Three third quarter goals, and the momentum of the game firmly with the Cats, Hawkins, in 25 minutes of football had repaid all the faith the club, its coaches and its fans, had in him.

But it wasn’t all smooth sailing after that, especially when ongoing back issues had some questioning his long term future in the game, as the ghosts of full forwards past crowded the still young full forward. 

“There was a time,” Geelong coach Chris Scott recalled this week, “I can't remember exactly when he was having those back issues.. Tom was struggling a little bit physically, but it also occurred through a period of time when I think there was a sense that the game was changing. 

“And that maybe that the days of the big strong key forward were numbered, certainly the way the greats of previous generations played, the Dunstall’s and Lockett's, and maybe the game was moving further and further away from that style of player. And while Tom was having back issues at the same time, that kind of made a bit of sense that the game might get harder for him and not easier.”

But the Tom Hawkins story was only just getting started. 

He would adapt his game, but in many ways, he doubled down on what he knew he did well on the football field. 

“I've never lost sight of the fact that my strengths are my strengths and they've been able to keep me in the game for a long period of time,” he recalled. 

“As you're probably well aware, I'm not very fast, I run last in our time trials every year, so I focus on those things that make me a good player and that's my ability to read the game and teammates and move my feet and win one on one contests, and I think I've doubled down and really understood what makes me a good player from week to week. 

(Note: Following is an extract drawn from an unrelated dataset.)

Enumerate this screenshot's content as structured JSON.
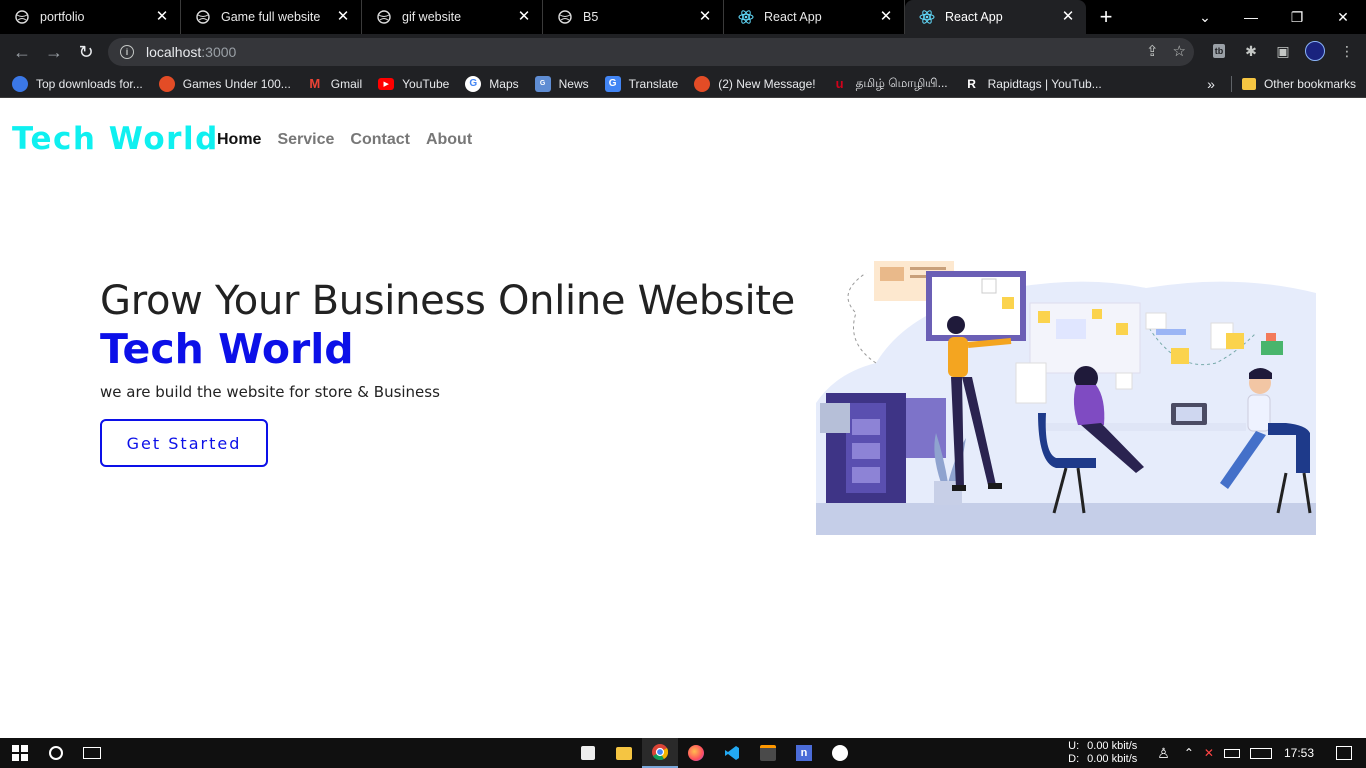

“There's been some physical changes, I've adapted, as all players do when they're in the game for periods of time, they adapt mentally where they can handle the workload a bit more. I think for the most part I just didn't get caught up in the fact that I can't do some things on the footy field and narrow it into what makes me a good player.”

Three premierships, 349 games and 786 goals later, Hawkins has, remarkably, succeeded expectations, but his real legacy is around selflessness, and his 291 goal assists, third in the game's history, represent not only the Hawkins way but it has become, in many ways the Geelong way. 

“I think ultimately it comes back to how I started footy and the lessons I've learnt from my parents over the years, they've very selfless people and I think I've always just believed in if there's people in better spots than you, they deserve the ball”, he said. 

“I get just as much enjoyment out of other people kicking goals as I do for myself hitting the scoresheet. Long may that continue, hopefully.”